Pobili sąsiadów, najbliższe trzy miesiące spędzą w areszcie
Policjanci chwilę po zdarzeniu zatrzymali dwóch sprawców pobicia. Pijani bracia bijąc pięściami i kopiąc po całym ciele zaatakowali swoich sąsiadów, dodatkowo sprawcy kierowali wobec nich groźby pozbawienia życia i zdrowia. 55-latka i 34-latek na szczęście nie doznali obrażeń zagrażających ich życiu. Krewkie rodzeństwo na wniosek policji i Prokuratury Rejonowej w Złotowie najbliższe trzy miesiące spędzi w areszcie. Sprawcom pobicia grozi do 3 lat pozbawienia wolności. Niewykluczone, że mężczyźni usłyszą kolejne zarzuty.

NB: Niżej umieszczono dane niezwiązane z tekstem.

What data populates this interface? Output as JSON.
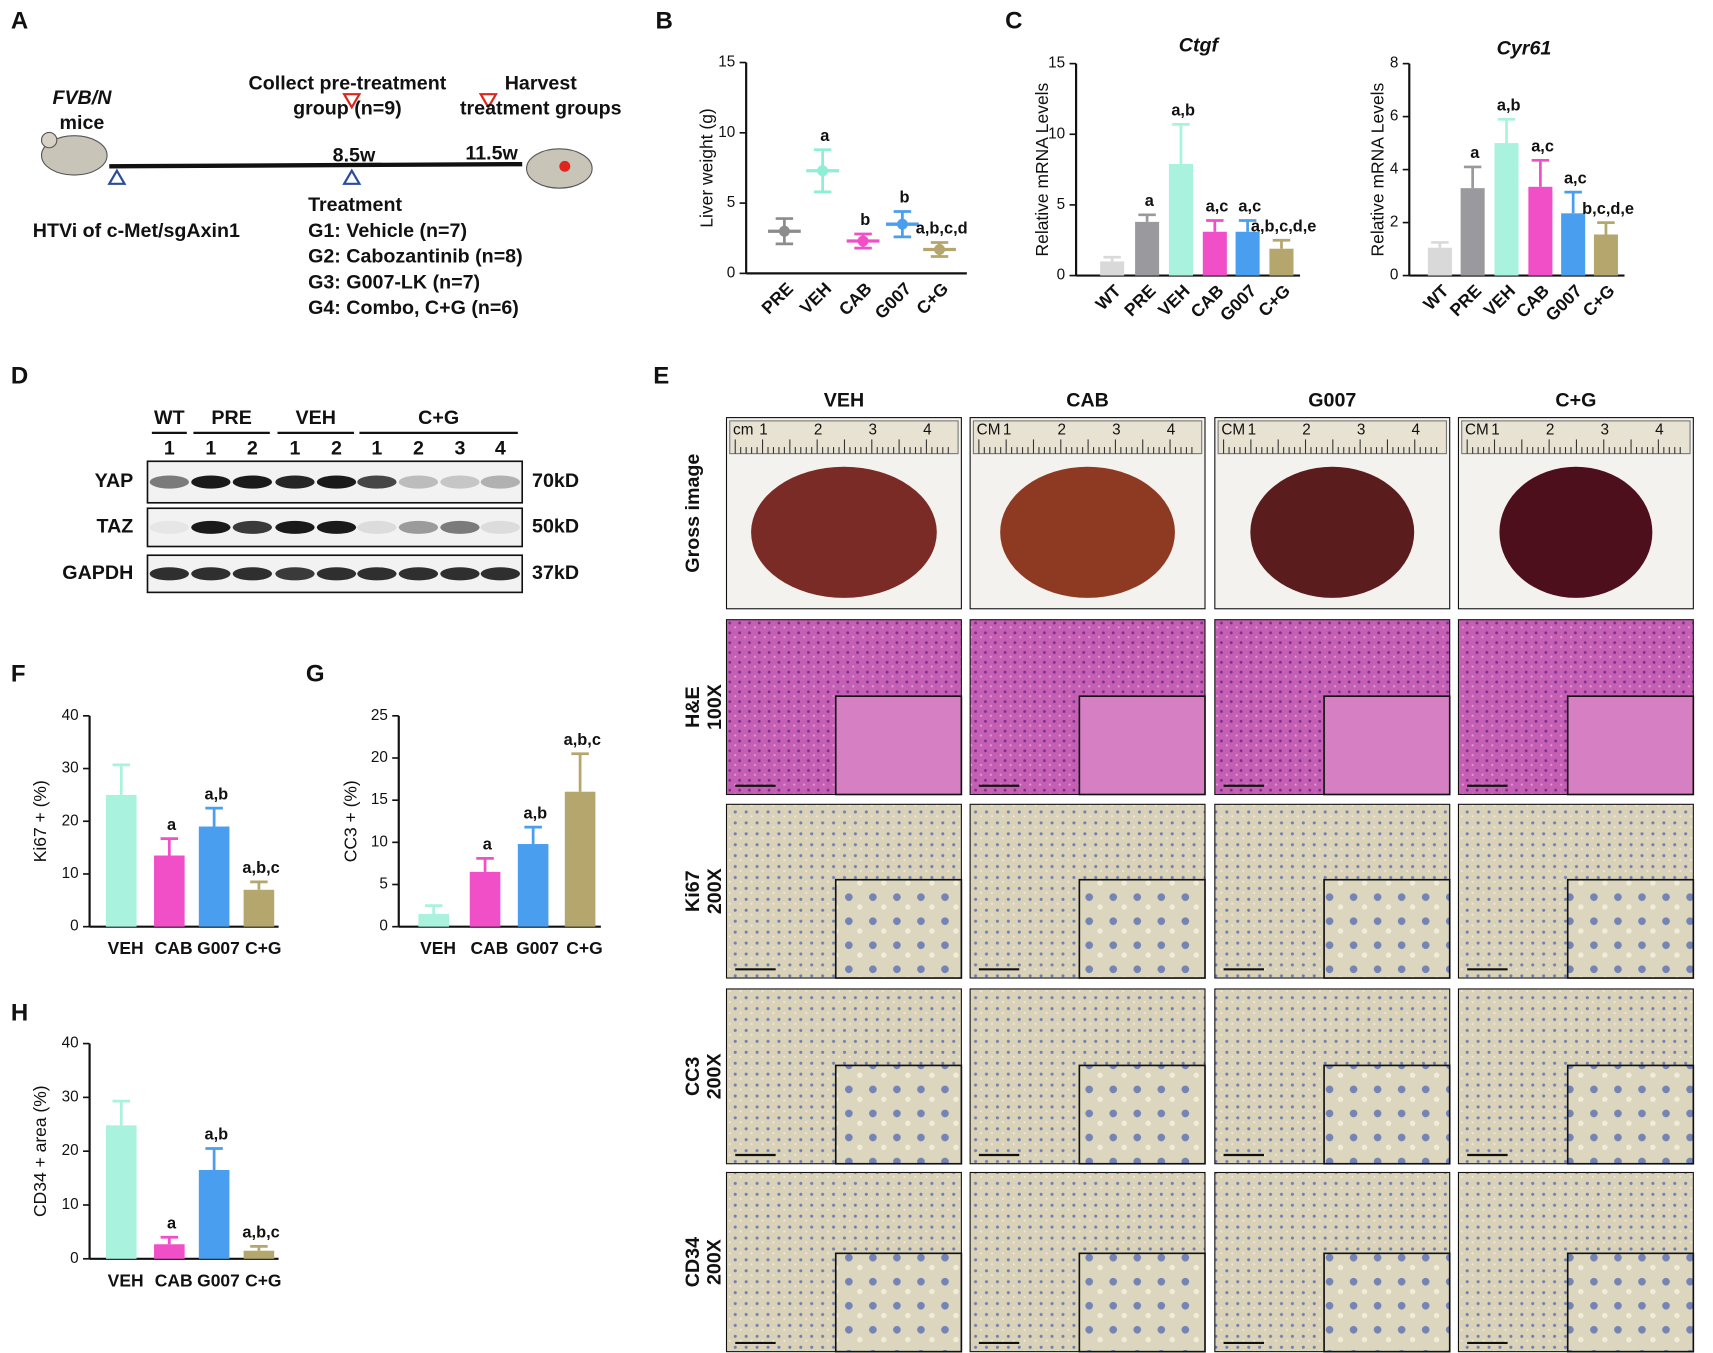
{
  "panel_labels": [
    "A",
    "B",
    "C",
    "D",
    "E",
    "F",
    "G",
    "H"
  ],
  "timeline": {
    "strain": "FVB/N",
    "strain_suffix": "mice",
    "collect": [
      "Collect pre-treatment",
      "group (n=9)"
    ],
    "harvest": [
      "Harvest",
      "treatment groups"
    ],
    "time_points": [
      "8.5w",
      "11.5w"
    ],
    "treatment_title": "Treatment",
    "model": "HTVi of c-Met/sgAxin1",
    "groups": [
      {
        "text": "G1: Vehicle (n=7)",
        "color": "#6ee6cc"
      },
      {
        "text": "G2: Cabozantinib (n=8)",
        "color": "#f04fc8"
      },
      {
        "text": "G3: G007-LK (n=7)",
        "color": "#3d95ee"
      },
      {
        "text": "G4: Combo, C+G (n=6)",
        "color": "#c2a74a"
      }
    ]
  },
  "western": {
    "groups": [
      "WT",
      "PRE",
      "VEH",
      "C+G"
    ],
    "lanes": [
      "1",
      "1",
      "2",
      "1",
      "2",
      "1",
      "2",
      "3",
      "4"
    ],
    "rows": [
      {
        "protein": "YAP",
        "size": "70kD"
      },
      {
        "protein": "TAZ",
        "size": "50kD"
      },
      {
        "protein": "GAPDH",
        "size": "37kD"
      }
    ]
  },
  "histology": {
    "columns": [
      "VEH",
      "CAB",
      "G007",
      "C+G"
    ],
    "rows": [
      [
        "Gross image"
      ],
      [
        "H&E",
        "100X"
      ],
      [
        "Ki67",
        "200X"
      ],
      [
        "CC3",
        "200X"
      ],
      [
        "CD34",
        "200X"
      ]
    ],
    "ruler_units": [
      "cm",
      "CM",
      "CM",
      "CM"
    ],
    "ruler_numbers": [
      "1",
      "2",
      "3",
      "4"
    ]
  },
  "chart_data": [
    {
      "type": "dot",
      "ylabel": "Liver weight (g)",
      "categories": [
        "PRE",
        "VEH",
        "CAB",
        "G007",
        "C+G"
      ],
      "values": [
        3,
        7.3,
        2.3,
        3.5,
        1.7
      ],
      "errors": [
        0.9,
        1.5,
        0.5,
        0.9,
        0.5
      ],
      "colors": [
        "#8c8c8c",
        "#8eeed6",
        "#f04fc8",
        "#4a9ef0",
        "#b5a66d"
      ],
      "annotations": [
        null,
        "a",
        "b",
        "b",
        "a,b,c,d"
      ],
      "ylim": [
        0,
        15
      ],
      "yticks": [
        0,
        5,
        10,
        15
      ]
    },
    {
      "type": "bar",
      "title": "Ctgf",
      "ylabel": "Relative mRNA Levels",
      "categories": [
        "WT",
        "PRE",
        "VEH",
        "CAB",
        "G007",
        "C+G"
      ],
      "values": [
        1,
        3.8,
        7.9,
        3.1,
        3.1,
        1.9
      ],
      "errors": [
        0.3,
        0.5,
        2.8,
        0.8,
        0.8,
        0.6
      ],
      "colors": [
        "#d9d9d9",
        "#9a9a9e",
        "#a8f2de",
        "#f04fc8",
        "#4a9ef0",
        "#b5a66d"
      ],
      "annotations": [
        null,
        "a",
        "a,b",
        "a,c",
        "a,c",
        "a,b,c,d,e"
      ],
      "ylim": [
        0,
        15
      ],
      "yticks": [
        0,
        5,
        10,
        15
      ]
    },
    {
      "type": "bar",
      "title": "Cyr61",
      "ylabel": "Relative mRNA Levels",
      "categories": [
        "WT",
        "PRE",
        "VEH",
        "CAB",
        "G007",
        "C+G"
      ],
      "values": [
        1.05,
        3.3,
        5,
        3.35,
        2.35,
        1.55
      ],
      "errors": [
        0.2,
        0.8,
        0.9,
        1,
        0.8,
        0.45
      ],
      "colors": [
        "#d9d9d9",
        "#9a9a9e",
        "#a8f2de",
        "#f04fc8",
        "#4a9ef0",
        "#b5a66d"
      ],
      "annotations": [
        null,
        "a",
        "a,b",
        "a,c",
        "a,c",
        "b,c,d,e"
      ],
      "ylim": [
        0,
        8
      ],
      "yticks": [
        0,
        2,
        4,
        6,
        8
      ]
    },
    {
      "type": "bar",
      "ylabel": "Ki67 + (%)",
      "categories": [
        "VEH",
        "CAB",
        "G007",
        "C+G"
      ],
      "values": [
        25,
        13.5,
        19,
        7
      ],
      "errors": [
        5.7,
        3.2,
        3.5,
        1.5
      ],
      "colors": [
        "#a8f2de",
        "#f04fc8",
        "#4a9ef0",
        "#b5a66d"
      ],
      "annotations": [
        null,
        "a",
        "a,b",
        "a,b,c"
      ],
      "ylim": [
        0,
        40
      ],
      "yticks": [
        0,
        10,
        20,
        30,
        40
      ]
    },
    {
      "type": "bar",
      "ylabel": "CC3 + (%)",
      "categories": [
        "VEH",
        "CAB",
        "G007",
        "C+G"
      ],
      "values": [
        1.5,
        6.5,
        9.8,
        16
      ],
      "errors": [
        1,
        1.6,
        2,
        4.5
      ],
      "colors": [
        "#a8f2de",
        "#f04fc8",
        "#4a9ef0",
        "#b5a66d"
      ],
      "annotations": [
        null,
        "a",
        "a,b",
        "a,b,c"
      ],
      "ylim": [
        0,
        25
      ],
      "yticks": [
        0,
        5,
        10,
        15,
        20,
        25
      ]
    },
    {
      "type": "bar",
      "ylabel": "CD34 + area (%)",
      "categories": [
        "VEH",
        "CAB",
        "G007",
        "C+G"
      ],
      "values": [
        24.8,
        2.7,
        16.5,
        1.5
      ],
      "errors": [
        4.5,
        1.3,
        4,
        0.8
      ],
      "colors": [
        "#a8f2de",
        "#f04fc8",
        "#4a9ef0",
        "#b5a66d"
      ],
      "annotations": [
        null,
        "a",
        "a,b",
        "a,b,c"
      ],
      "ylim": [
        0,
        40
      ],
      "yticks": [
        0,
        10,
        20,
        30,
        40
      ]
    }
  ]
}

W dniu 4 kwietnia br. mieszkanka gminy Tarnówka powiadomiła policjantów, o awanturze wywołanej przez dwóch agresywnych mężczyzn. Policjanci ustalili, że 34-latek i jego 55-letnia sąsiadka zostali zaatakowani przez braci mieszkających w tym samym budynku. Sprawcy zupełnie bez powodu bili poszkodowanych pięściami i kopali po całym ciele.
Zaraz po wejściu do budynku policjanci zostali agresywnych mężczyzn. W chwili gdy mundurowi próbowali ich obezwładnić mężczyźni stawiali bierny i czynny opór. Na nic zdały się jednak próby uniknięcia odpowiedzialności. Mężczyźni zostali obezwładnieni i zatrzymani. Jak się okazało wpływ na ich agresywne zachowanie miał bez wątpienia wypity wcześniej alkohol. W organizmie 18-latka znajdował się ponad promil alkoholu, natomiast jego 29-letni brat był tak pijany, że nie był w stanie poddać się badaniu na zawartość alkoholu w wydychanym powietrzu
Dalsze czynności realizowane przez śledczych wykazały, że agresywni bracia mogą mieć związek, także z pobiciem mieszkańca Jastrowia. Postępowanie prowadzone przez śledczych traktowane jest jako rozwojowe i nie wykluczone, że 18 i 29-latek usłyszą kolejne zarzuty. Na wniosek policji i prokuratury Sąd Rejonowy w Złotowie tymczasowo aresztował obu braci na okres trzech miesięcy. Za pobicie mężczyznom grozi do 3 lat pozbawienia wolności. Ich dalszym losem zajmie się sąd i prokurator.